Berbagai persoalan di negeri ini tak lepas dari penerapan sistem demokrasi kapitalis. Pemerintah memang telah berupaya menghadirkan berbagai solusi, termasuk untuk menekan angka anak putus sekolah akibat kemiskinan. Namun, solusi tersebut belum menunjukkan hasil memuaskan. Bahkan, justru menghasilkan masalah baru karena tidak menyentuh akar persoalan. Sistem ekonomi kapitalis memberikan kebebasan kepada para pengusaha untuk mengeruk kekayaan alam dan menikmati sebagian besar keuntungannya. Negara hanya mendapatkan sedikit, berupa pajak dan royalti. Di sisi lain, korupsi semakin merajalela, dan rakyat terus terhimpit oleh pajak sebagai sumber utama APBN. Lapangan kerja pun tidak tersedia secara memadai. Kalaupun ada, upahnya tidak sebanding dengan kebutuhan hidup. Dalam sistem kapitalisme, upah buruh ditentukan berdasarkan batas minimum biaya hidup. Jadi, meskipun masyarakat mendapat bantuan dari pemerintah, itu tidak cukup untuk mengentaskan kemiskinan. Bantuan langsung seperti dana tunai atau pembangunan sekolah gratis yang parsial adalah solusi sesat yang ditawarkan oleh United Nations Development Program (UNDP). Solusi ini hanya memalingkan umat dari akar persoalan. Yang semestinya dilakukan adalah mencampakkan sistem demokrasi kapitalis dan menggantinya dengan sistem Islam yang merupakan rahmat bagi seluruh manusia.
Islam Solusi Terbaik
Pendidikan adalah hak dasar bagi setiap anak. Menuntut ilmu merupakan kewajiban setiap muslim. Orang berpendidikan akan ditinggikan derajatnya oleh Allah Swt. Ilmu juga memberi banyak manfaat untuk membangun peradaban. Oleh karena itu, Islam sangat memperhatikan pendidikan. Betapa pentingnya pendidikan ditunjukkan oleh Nabi Saw., yang menjadikan tebusan bagi tawanan perang Badar dengan mengajarkan anak-anak Madinah menulis. Imam Ahmad meriwayatkan dari Ibnu Abbas ra. yang berkata: “Ada beberapa tawanan pada hari Perang Badar yang tidak memiliki tebusan. Rasulullah Saw. menjadikan tebusan mereka dengan mengajarkan anak-anak kaum Anshar menulis.”

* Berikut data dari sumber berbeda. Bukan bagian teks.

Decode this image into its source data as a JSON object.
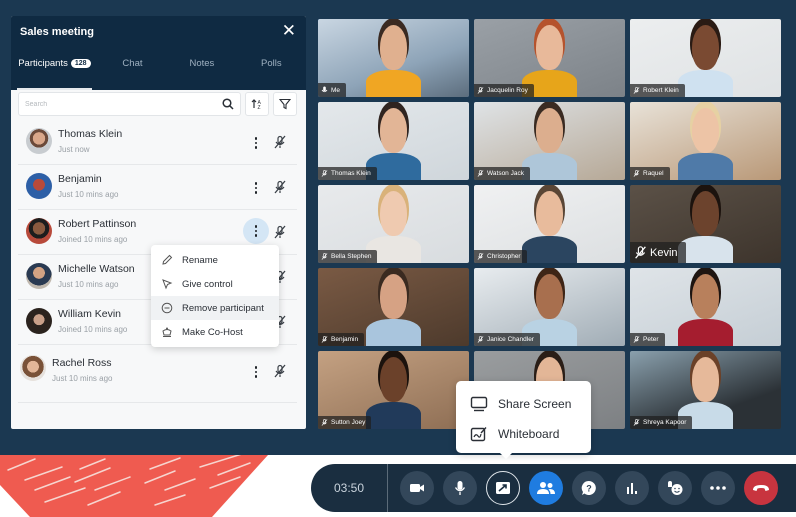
{
  "panel": {
    "title": "Sales meeting",
    "close_icon": "close-icon",
    "tabs": [
      {
        "label": "Participants",
        "badge": "128",
        "active": true
      },
      {
        "label": "Chat",
        "active": false
      },
      {
        "label": "Notes",
        "active": false
      },
      {
        "label": "Polls",
        "active": false
      }
    ],
    "search": {
      "placeholder": "Search",
      "value": ""
    },
    "participants": [
      {
        "name": "Thomas Klein",
        "status": "Just now"
      },
      {
        "name": "Benjamin",
        "status": "Just 10 mins ago"
      },
      {
        "name": "Robert Pattinson",
        "status": "Joined 10 mins ago",
        "menu_open": true
      },
      {
        "name": "Michelle Watson",
        "status": "Just 10 mins ago"
      },
      {
        "name": "William Kevin",
        "status": "Joined 10 mins ago"
      },
      {
        "name": "Rachel Ross",
        "status": "Just 10 mins ago"
      }
    ]
  },
  "context_menu": {
    "items": [
      {
        "label": "Rename",
        "icon": "pencil-icon"
      },
      {
        "label": "Give control",
        "icon": "cursor-icon"
      },
      {
        "label": "Remove participant",
        "icon": "minus-circle-icon",
        "highlighted": true
      },
      {
        "label": "Make Co-Host",
        "icon": "crown-icon"
      }
    ]
  },
  "video_tiles": [
    {
      "name": "Me",
      "mic": "on",
      "self": true
    },
    {
      "name": "Jacquelin Roy",
      "mic": "muted"
    },
    {
      "name": "Robert Klein",
      "mic": "muted"
    },
    {
      "name": "Thomas Klein",
      "mic": "muted"
    },
    {
      "name": "Watson Jack",
      "mic": "muted"
    },
    {
      "name": "Raquel",
      "mic": "muted"
    },
    {
      "name": "Bella Stephen",
      "mic": "muted"
    },
    {
      "name": "Christopher",
      "mic": "muted"
    },
    {
      "name": "Kevin",
      "mic": "muted",
      "large_label": true
    },
    {
      "name": "Benjamin",
      "mic": "muted"
    },
    {
      "name": "Janice Chandler",
      "mic": "muted"
    },
    {
      "name": "Peter",
      "mic": "muted"
    },
    {
      "name": "Sutton Joey",
      "mic": "muted"
    },
    {
      "name": "",
      "mic": "none"
    },
    {
      "name": "Shreya Kapoor",
      "mic": "muted"
    }
  ],
  "share_popup": {
    "items": [
      {
        "label": "Share Screen",
        "icon": "monitor-icon"
      },
      {
        "label": "Whiteboard",
        "icon": "whiteboard-icon"
      }
    ]
  },
  "callbar": {
    "timer": "03:50",
    "buttons": [
      {
        "name": "camera-button",
        "icon": "video-camera-icon"
      },
      {
        "name": "microphone-button",
        "icon": "microphone-icon"
      },
      {
        "name": "share-button",
        "icon": "share-screen-icon",
        "active": true
      },
      {
        "name": "participants-button",
        "icon": "people-icon",
        "highlighted": true
      },
      {
        "name": "qa-button",
        "icon": "question-bubble-icon"
      },
      {
        "name": "polls-button",
        "icon": "bar-chart-icon"
      },
      {
        "name": "reactions-button",
        "icon": "hand-smile-icon"
      },
      {
        "name": "more-button",
        "icon": "ellipsis-icon"
      },
      {
        "name": "end-call-button",
        "icon": "hang-up-icon"
      }
    ]
  },
  "colors": {
    "background": "#1b3851",
    "panel_header": "#0f2a42",
    "accent_blue": "#1f7ce0",
    "end_call_red": "#c8343f",
    "decor_coral": "#ef5b50"
  }
}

Dalam Islam, negara wajib memastikan terpenuhinya hak dasar rakyat, seperti keamanan, sandang, kesehatan, dan pendidikan. Sebagaimana sabda Nabi Saw.: “Imam/khalifah/kepala negara adalah pengurus rakyat, dan ia akan dimintai pertanggungjawaban atas rakyatnya.” (HR al-Bukhari). Para khalifah setelah Nabi Saw. juga memperlihatkan perhatian besar pada kebutuhan dasar rakyat. Dalam kitab Al-Amwal karya Abu Ubaid diceritakan bahwa Khalifah Umar bin Khattab berkata kepada pegawainya, “Jika kamu memberi, cukupkanlah.” Beliau juga menikahkan kaum muslim yang tidak mampu, membayar utang mereka, dan memberikan bantuan bagi para petani.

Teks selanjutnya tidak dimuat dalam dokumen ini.